24 outubro 2006

História da China em três penadas

Neste dia viajamos. Amanhã chegaremos. Enquanto nos vamos aproximando, vamos lendo qualquer coisa sobre a história da China. Eu, mais preguiçoso, fico-me pelo Guia da China da Lonely Planet, que alguns consideram o melhor nas suas quase 1000 páginas. A Margarida, mais cuidadosa, leu a tempo e horas a obra (já clássica) de Jacques Gernet, Le Monde Chinois, na edição em três volumes de bolso da Armand Colin. Os elementos de história da China que deixamos abaixo são úteis, pensamos, para perceber algumas coisas: tanto do que vimos, como das forças e fraquezas dessa enorme massa humana que agora assusta tanta gente - como se "eles" não tivessem sido quase sempre grandes e poderosos.
Neste blogue não temos uma linha oficial acerca de como transcrever as palavras chinesas: por vezes seguimos a transcrição clássica no ocidente (por exemplo, "Pequim"); por vezes seguimos a transcrição oficial chinesa, designada PINYIN (por exemplo, "Beijing").
0 comments

Dos primórdios até à intromissão dos ocidentais

Nota de 1 yuan.


1700 - 1100 a.C.
A Dinastia Shang domina o norte da China (planícies do Rio Amarelo e do Huái Hé); aparece a escrita (pictogramas), base da escrita actual. Na China, a escrita e o culto dos antepassados são os principais laços entre o passado longínquo e o presente.
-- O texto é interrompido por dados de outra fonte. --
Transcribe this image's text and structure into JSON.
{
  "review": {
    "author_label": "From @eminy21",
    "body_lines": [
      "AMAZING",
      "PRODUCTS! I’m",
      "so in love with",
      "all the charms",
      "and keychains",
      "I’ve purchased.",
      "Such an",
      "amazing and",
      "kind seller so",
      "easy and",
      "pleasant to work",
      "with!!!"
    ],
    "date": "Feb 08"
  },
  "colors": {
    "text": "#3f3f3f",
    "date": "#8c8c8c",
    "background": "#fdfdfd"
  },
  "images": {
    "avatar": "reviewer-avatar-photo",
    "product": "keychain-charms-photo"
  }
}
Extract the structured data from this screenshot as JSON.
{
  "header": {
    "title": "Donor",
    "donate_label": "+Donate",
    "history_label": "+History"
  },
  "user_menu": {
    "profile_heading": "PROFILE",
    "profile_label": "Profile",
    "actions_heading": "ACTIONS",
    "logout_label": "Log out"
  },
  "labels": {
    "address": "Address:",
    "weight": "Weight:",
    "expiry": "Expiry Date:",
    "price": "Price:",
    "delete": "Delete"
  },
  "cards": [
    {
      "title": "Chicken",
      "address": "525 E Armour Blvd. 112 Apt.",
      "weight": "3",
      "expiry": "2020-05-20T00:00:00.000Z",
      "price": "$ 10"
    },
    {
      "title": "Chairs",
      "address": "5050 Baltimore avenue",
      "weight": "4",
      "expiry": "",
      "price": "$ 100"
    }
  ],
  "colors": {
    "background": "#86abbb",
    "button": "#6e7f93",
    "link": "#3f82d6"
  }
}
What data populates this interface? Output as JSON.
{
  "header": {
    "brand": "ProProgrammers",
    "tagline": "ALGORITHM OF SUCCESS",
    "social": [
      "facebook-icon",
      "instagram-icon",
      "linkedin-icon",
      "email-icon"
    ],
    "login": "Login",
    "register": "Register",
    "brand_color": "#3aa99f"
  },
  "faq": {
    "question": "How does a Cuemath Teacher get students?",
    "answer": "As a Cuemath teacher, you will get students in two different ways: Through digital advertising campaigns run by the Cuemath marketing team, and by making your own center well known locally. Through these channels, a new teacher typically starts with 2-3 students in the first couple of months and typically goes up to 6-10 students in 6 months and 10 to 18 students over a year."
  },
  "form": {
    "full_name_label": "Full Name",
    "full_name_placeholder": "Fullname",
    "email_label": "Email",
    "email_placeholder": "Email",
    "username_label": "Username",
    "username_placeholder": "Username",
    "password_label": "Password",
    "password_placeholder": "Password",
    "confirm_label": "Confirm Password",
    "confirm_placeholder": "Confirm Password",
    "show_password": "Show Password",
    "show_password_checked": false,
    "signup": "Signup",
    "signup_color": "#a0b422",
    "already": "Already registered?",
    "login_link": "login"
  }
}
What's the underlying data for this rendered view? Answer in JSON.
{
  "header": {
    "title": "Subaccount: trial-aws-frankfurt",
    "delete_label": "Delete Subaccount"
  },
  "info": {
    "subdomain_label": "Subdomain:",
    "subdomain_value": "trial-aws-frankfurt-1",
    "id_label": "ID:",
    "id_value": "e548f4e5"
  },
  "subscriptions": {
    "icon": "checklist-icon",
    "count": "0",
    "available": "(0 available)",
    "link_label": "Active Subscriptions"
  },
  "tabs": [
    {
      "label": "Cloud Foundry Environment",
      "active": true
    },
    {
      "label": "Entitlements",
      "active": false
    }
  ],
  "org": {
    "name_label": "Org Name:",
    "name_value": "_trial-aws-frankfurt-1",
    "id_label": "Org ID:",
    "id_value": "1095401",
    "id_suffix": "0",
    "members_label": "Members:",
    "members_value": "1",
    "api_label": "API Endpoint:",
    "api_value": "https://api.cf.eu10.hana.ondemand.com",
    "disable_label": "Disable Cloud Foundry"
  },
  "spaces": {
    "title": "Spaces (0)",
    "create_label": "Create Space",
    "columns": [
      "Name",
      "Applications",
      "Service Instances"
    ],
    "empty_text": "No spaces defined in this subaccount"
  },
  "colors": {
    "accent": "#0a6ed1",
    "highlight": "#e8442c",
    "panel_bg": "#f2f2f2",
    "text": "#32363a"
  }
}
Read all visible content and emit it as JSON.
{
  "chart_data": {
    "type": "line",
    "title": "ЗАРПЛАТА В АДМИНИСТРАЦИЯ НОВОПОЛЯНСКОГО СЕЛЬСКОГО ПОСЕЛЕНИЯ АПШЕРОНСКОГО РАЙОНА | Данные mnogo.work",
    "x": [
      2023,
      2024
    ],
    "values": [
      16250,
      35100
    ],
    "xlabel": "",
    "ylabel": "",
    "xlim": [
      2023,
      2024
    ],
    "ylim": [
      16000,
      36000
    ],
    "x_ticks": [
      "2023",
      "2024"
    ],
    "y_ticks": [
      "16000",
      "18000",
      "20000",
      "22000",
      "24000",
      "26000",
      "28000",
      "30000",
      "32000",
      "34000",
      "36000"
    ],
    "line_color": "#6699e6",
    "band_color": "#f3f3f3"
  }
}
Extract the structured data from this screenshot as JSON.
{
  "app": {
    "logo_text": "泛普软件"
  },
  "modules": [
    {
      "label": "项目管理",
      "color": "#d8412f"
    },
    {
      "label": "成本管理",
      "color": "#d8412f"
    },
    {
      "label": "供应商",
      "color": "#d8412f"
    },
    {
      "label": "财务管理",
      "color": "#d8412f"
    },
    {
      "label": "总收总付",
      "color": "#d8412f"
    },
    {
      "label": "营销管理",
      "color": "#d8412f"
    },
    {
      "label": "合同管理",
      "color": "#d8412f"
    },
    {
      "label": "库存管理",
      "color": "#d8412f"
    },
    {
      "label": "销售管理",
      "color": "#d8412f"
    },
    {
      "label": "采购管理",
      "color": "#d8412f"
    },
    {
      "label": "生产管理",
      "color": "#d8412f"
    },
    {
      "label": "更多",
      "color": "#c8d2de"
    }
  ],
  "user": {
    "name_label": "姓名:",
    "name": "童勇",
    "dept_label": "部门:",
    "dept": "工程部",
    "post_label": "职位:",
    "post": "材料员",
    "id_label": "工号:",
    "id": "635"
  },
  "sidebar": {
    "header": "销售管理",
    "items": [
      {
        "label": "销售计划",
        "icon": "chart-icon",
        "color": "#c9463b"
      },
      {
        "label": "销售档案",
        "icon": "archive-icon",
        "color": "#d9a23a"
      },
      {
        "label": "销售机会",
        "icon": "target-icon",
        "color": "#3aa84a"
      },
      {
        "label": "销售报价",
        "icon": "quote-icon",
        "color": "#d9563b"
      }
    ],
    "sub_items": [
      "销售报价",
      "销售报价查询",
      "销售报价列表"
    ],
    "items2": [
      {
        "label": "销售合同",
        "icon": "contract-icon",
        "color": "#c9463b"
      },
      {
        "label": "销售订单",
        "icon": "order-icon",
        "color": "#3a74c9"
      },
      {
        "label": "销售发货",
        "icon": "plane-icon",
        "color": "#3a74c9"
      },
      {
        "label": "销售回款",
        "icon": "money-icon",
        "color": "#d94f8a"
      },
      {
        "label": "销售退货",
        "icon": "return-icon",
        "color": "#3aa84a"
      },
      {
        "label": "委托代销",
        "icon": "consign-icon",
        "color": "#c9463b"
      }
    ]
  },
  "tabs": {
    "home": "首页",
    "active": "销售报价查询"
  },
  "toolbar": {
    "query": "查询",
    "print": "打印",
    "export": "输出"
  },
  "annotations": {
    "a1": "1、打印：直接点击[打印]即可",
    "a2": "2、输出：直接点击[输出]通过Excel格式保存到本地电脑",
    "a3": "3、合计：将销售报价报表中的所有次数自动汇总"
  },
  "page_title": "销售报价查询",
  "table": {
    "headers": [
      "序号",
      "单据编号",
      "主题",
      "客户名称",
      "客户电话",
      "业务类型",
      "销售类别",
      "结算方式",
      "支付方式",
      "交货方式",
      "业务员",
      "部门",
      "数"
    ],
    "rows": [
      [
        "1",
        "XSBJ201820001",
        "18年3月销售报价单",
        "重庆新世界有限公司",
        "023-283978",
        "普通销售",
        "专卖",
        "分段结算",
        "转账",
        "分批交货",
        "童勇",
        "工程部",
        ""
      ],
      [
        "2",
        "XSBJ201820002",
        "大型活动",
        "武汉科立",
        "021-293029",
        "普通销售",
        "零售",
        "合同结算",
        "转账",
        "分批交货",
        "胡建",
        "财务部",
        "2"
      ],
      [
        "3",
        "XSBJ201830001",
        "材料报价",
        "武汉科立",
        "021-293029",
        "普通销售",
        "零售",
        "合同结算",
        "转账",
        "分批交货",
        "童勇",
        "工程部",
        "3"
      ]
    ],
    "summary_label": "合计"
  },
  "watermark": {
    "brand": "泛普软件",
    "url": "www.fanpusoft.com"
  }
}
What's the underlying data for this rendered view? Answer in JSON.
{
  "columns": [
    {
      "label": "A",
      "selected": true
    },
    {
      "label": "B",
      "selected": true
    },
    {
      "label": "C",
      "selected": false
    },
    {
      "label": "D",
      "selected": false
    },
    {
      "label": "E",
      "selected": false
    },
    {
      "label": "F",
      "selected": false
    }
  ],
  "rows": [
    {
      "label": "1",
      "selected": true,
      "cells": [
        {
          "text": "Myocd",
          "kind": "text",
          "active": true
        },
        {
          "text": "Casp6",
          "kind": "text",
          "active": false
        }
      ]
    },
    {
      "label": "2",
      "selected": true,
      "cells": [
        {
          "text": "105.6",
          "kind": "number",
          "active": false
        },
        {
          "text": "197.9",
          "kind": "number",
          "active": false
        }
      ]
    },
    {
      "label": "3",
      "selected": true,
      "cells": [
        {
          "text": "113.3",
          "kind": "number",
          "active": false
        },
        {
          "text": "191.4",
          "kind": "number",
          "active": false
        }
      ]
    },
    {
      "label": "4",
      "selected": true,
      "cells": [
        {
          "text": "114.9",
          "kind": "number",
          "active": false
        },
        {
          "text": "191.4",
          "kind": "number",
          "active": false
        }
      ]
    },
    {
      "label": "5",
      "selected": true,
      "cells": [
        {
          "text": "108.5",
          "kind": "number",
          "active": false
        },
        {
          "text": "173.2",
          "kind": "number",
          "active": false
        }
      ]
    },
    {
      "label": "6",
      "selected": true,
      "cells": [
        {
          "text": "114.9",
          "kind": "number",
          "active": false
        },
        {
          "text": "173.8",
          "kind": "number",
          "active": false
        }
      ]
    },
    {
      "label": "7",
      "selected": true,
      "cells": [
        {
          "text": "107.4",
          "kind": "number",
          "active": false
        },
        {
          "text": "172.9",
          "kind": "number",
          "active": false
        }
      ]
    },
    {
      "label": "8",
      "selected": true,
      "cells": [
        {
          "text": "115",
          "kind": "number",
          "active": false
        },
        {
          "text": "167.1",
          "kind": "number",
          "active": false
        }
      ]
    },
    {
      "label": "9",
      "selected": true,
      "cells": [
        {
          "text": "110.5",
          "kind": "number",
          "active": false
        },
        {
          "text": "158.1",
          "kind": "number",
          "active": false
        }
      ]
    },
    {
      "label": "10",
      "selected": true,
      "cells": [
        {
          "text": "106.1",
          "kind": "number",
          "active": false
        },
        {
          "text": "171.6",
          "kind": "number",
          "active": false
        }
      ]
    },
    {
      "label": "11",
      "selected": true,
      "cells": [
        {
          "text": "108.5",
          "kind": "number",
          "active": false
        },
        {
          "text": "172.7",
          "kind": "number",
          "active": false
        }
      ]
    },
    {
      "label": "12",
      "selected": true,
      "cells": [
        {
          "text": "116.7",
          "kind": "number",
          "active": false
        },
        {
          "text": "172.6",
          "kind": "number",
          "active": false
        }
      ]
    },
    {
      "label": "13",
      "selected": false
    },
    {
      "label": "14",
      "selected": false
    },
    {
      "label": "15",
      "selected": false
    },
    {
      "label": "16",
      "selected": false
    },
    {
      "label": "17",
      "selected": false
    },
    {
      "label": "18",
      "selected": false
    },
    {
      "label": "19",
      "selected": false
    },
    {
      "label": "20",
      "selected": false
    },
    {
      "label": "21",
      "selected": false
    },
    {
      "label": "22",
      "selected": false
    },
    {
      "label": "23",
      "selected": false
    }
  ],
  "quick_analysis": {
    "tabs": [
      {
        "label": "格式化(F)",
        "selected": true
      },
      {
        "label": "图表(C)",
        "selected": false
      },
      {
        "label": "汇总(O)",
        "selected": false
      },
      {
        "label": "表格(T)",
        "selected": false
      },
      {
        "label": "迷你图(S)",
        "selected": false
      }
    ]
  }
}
1100 – 221 a.C. / Dinastia Zhou
Os Zhou, originários do actual Shaanxi, tomaram o poder e alargaram o território até Pequim (a norte) e até ao vale do Cháng Jiãng (Yangzi) a sul. Em 771 a.C. a capital, que estava próxima de Xian, foi transferida para a região de Luoyang (a leste), começando o período dos “Zhou orientais”. O último período (dos “reinos combatentes”), entre 475 e 221 a.C., foi marcado por lutas constantes entre reinos rivais.

221 – 207 a.C. / Dinastia Qin
O período dos “reinos combatentes” termina pela vitória e domínio do reino ocidental dos Qin. O rei de Qin é conhecido como Qin Shi Huang, isto é, “o primeiro imperador de Qin”, que reivindica assim uma primeira grande unificação. Os conhecidos guerreiros de terracota perto de Xian pertencem ao túmulo deste “primeiro imperador”, que criou um sistema administrativo fortemente centralizado e dividiu o território em províncias geridas por funcionários do poder central; uniformizou a moeda, normalizou a escrita, construiu redes de estradas e canais. Impôs o seu domínio pelas armas e a sua filosofia do poder dava mais valor à lei e às punições pelo seu incumprimento do que aos ritos e à moralidade. Foi este “primeiro imperador” que lançou a Grande Muralha, juntando muralhas mais pequenas de diversos reinos submetidos. O seu sucessor, incompetente, foi rapidamente derrubado por uma rebelião.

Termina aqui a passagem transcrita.